Le verdict de la Taverne
Mon vault Obsidian est mon Second Cerveau — multi-projet (LeadLoup, Taverne AI, Domaine Delahaye, side projects), avec un système de capture quotidien et des notes thématiques permanentes. C’est le seul outil de prise de notes où je note effectivement plus que ce que j’oublie.
Ce qui me garde dessus :
- Possession à 100 % de mes données. Si Obsidian ferme demain, j’ai encore tous mes fichiers
.mdutilisables avec VS Code, vim, ou n’importe quoi. C’est la garantie qui me permet d’investir. - Local-first. Tout est sur mon disque, accessible en
grep. Claude Code peut requêter mes notes directement comme du code source. - L’écosystème de plugins community. Templater pour les templates dynamiques, Dataview pour les queries, Calendar pour les notes périodiques. Et tout est open-source.
- C’est canadien. Pour un produit de cette qualité, édité depuis Sherbrooke, c’est une fierté nationale tranquille — pas un argument décisif, mais un bonus.
Ce qui m’agace :
- Pas de collaboration temps réel. Single-user par vault par défaut. Pour collaborer sur du contenu, je sors vers Google Docs ou Notion.
- La courbe sur les plugins avancés. Dataview, Templater, QuickAdd — ça prend du temps à configurer proprement. Vaut le coup une fois fait.
- Sync à 96 USD/an — je sync via iCloud Drive gratuitement, ce qui marche bien. Mais l’option officielle n’est pas donnée.
Bottom line : si tu prends des notes au long cours et que tu veux ne jamais être coincé par un format propriétaire, Obsidian est le bon défaut en 2026. Gratuit pour 95 % des usages, canadien, local-first, et pleinement intégrable avec Claude Code.
Au Québec
Obsidian est édité par une société canadienne basée à Sherbrooke et Toronto — rare avantage local pour un outil de cette qualité. L’interface est disponible en français (Settings → About → Language → Français), et les notes Markdown supportent UTF-8 partout (accents é, è, à, ê, ç sans problème).
L’app desktop et mobile est gratuite pour usage personnel et commercial — pas de question de TPS/TVQ sur l’app elle-même.

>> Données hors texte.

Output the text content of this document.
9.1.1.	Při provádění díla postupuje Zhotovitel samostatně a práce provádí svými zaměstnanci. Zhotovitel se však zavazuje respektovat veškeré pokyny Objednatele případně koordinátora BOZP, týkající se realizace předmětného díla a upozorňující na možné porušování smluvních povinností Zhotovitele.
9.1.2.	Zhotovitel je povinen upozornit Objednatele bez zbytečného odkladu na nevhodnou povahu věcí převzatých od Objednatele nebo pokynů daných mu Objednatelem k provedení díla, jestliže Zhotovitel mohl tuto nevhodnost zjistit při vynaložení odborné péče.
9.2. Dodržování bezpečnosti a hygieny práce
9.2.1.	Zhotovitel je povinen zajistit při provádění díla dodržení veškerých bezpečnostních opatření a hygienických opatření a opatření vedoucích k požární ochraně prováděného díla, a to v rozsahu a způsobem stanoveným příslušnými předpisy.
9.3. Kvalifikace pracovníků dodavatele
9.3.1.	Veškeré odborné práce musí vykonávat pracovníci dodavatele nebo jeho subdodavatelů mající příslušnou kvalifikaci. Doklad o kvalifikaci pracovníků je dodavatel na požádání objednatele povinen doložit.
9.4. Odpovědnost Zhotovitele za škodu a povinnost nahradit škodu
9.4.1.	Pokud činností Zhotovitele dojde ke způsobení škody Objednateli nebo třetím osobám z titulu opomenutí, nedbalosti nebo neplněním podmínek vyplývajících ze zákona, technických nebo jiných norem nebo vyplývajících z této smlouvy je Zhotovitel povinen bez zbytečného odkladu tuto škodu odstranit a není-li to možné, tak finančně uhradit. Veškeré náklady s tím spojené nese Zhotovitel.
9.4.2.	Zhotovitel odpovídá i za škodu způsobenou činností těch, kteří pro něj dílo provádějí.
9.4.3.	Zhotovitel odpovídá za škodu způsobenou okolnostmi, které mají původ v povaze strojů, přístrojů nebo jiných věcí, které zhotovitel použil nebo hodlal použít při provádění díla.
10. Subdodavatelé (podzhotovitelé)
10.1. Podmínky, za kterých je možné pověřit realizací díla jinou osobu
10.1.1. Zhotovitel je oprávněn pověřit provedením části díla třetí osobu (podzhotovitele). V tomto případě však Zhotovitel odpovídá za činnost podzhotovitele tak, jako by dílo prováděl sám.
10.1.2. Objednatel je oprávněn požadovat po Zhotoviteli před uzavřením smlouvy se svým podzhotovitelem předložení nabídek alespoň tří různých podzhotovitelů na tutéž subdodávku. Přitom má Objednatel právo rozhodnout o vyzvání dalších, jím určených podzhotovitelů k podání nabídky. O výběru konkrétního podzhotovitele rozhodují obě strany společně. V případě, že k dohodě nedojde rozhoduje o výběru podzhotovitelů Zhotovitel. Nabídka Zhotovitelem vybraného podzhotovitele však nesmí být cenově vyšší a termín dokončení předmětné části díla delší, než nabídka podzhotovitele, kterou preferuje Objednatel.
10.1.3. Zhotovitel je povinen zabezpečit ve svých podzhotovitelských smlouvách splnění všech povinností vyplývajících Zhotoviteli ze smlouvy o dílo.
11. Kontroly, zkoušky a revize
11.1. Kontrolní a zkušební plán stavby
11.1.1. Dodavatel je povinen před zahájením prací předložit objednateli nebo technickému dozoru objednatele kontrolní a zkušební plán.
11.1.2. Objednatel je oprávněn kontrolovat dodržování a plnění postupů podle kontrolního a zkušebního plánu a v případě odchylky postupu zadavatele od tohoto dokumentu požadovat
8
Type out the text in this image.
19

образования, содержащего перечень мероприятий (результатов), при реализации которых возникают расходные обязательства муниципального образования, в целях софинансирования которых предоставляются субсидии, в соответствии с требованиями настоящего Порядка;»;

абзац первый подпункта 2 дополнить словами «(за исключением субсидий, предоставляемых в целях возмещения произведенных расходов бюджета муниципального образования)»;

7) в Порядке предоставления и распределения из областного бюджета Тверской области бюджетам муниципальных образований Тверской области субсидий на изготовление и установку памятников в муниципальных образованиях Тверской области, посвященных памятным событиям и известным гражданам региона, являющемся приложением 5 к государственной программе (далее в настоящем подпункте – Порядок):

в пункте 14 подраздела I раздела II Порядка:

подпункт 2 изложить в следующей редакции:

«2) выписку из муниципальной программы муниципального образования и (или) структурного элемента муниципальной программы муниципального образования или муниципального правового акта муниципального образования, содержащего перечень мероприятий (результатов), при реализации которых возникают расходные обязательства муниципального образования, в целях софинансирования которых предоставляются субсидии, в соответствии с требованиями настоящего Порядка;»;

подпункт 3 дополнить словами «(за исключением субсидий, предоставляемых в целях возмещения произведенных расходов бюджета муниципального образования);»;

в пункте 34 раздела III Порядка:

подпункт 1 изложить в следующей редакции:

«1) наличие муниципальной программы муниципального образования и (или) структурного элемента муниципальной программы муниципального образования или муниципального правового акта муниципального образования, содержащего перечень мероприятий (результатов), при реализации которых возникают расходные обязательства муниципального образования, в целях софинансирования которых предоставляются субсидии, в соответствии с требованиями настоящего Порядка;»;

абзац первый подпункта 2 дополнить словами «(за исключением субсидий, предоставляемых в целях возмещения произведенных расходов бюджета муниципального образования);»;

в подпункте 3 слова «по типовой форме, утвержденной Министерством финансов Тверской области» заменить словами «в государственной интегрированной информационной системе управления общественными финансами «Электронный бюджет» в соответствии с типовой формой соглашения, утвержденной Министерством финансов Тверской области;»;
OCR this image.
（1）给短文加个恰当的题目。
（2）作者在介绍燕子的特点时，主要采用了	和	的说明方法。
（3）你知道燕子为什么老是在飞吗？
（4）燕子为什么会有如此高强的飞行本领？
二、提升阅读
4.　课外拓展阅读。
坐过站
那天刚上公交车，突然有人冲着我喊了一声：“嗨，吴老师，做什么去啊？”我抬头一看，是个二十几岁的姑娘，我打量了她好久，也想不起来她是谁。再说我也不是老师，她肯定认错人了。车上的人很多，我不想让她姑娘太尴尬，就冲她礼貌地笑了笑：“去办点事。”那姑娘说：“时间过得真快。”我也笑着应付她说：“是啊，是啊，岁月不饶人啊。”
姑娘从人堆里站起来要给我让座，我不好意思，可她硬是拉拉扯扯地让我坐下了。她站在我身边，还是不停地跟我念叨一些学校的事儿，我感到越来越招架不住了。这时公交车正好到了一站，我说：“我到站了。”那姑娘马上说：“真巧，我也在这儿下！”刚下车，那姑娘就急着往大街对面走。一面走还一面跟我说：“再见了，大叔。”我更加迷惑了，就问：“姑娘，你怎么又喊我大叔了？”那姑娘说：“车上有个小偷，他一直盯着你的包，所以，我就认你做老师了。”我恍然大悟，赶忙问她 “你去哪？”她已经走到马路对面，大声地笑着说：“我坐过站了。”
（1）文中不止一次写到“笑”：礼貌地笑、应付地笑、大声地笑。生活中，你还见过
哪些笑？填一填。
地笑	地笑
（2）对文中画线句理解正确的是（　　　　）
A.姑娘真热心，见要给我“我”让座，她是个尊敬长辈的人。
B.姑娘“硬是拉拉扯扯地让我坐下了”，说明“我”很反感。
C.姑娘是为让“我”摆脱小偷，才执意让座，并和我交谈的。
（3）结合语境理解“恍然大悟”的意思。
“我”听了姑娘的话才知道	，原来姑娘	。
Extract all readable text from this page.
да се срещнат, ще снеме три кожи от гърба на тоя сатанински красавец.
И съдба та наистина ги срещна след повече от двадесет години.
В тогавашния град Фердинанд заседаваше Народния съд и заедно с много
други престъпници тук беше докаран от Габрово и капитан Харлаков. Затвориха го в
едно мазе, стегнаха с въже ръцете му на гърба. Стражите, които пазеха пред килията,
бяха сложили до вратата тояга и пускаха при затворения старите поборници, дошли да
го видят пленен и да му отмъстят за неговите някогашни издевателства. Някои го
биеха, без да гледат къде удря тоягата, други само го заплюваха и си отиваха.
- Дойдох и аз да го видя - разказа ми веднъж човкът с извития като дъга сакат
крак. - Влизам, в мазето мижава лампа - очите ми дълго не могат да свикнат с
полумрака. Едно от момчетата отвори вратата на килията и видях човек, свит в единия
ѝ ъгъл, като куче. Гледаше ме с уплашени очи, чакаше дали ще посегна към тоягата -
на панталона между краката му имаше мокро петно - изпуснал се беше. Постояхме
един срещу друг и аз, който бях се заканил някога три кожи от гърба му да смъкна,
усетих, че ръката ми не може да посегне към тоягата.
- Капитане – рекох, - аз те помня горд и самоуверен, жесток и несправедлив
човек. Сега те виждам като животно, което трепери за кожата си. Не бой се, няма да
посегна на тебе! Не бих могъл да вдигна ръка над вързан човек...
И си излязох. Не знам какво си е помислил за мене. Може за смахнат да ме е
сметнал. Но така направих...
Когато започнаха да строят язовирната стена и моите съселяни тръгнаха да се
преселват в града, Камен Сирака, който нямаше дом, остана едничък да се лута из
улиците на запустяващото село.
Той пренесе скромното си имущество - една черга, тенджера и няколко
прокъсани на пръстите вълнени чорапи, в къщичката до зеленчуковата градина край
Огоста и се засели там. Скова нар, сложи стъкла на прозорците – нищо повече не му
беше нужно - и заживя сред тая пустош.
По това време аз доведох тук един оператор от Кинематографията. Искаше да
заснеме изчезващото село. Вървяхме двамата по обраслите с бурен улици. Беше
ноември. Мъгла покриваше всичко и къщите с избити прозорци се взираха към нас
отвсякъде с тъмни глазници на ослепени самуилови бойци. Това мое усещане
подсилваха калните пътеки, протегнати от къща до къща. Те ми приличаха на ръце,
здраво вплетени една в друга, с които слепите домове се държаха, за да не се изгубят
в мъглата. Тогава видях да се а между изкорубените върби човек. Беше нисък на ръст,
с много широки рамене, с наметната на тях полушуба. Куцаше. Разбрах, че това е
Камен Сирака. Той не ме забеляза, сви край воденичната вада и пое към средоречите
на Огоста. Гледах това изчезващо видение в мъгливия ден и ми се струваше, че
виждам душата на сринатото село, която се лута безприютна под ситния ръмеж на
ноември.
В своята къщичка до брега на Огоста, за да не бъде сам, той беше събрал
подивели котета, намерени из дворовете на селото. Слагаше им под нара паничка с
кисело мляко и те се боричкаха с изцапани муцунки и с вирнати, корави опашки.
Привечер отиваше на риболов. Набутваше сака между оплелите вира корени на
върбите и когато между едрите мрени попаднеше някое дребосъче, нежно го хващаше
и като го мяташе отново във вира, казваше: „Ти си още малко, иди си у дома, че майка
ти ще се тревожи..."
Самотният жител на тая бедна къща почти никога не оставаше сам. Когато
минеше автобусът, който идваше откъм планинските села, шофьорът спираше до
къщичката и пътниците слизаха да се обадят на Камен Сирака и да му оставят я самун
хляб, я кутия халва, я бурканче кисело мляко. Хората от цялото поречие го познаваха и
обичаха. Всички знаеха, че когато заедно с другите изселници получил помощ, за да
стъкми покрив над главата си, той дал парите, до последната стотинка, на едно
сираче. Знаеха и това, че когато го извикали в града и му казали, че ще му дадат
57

Pour les services optionnels payants (Sync, Publish, Catalyst), facturation USD via Stripe. Pas de TPS/TVQ ajoutée actuellement, mais surveille — Obsidian étant canadien, ils pourraient basculer si la législation change.
Conformité Loi 25 : tes données restent sur ta machine par défaut. Aucun traitement par un tiers n’est nécessaire si tu n’utilises pas Sync ou Publish. Si tu utilises Sync, c’est chiffré E2E (zero-knowledge — Obsidian ne peut techniquement pas lire tes notes même s’ils le voulaient). Pour les données les plus sensibles, sync via iCloud Drive ou Dropbox + chiffrement personnel reste une option.
L’abonnement Sync/Publish est déductible comme dépense d’exploitation si tu l’utilises pour ton travail.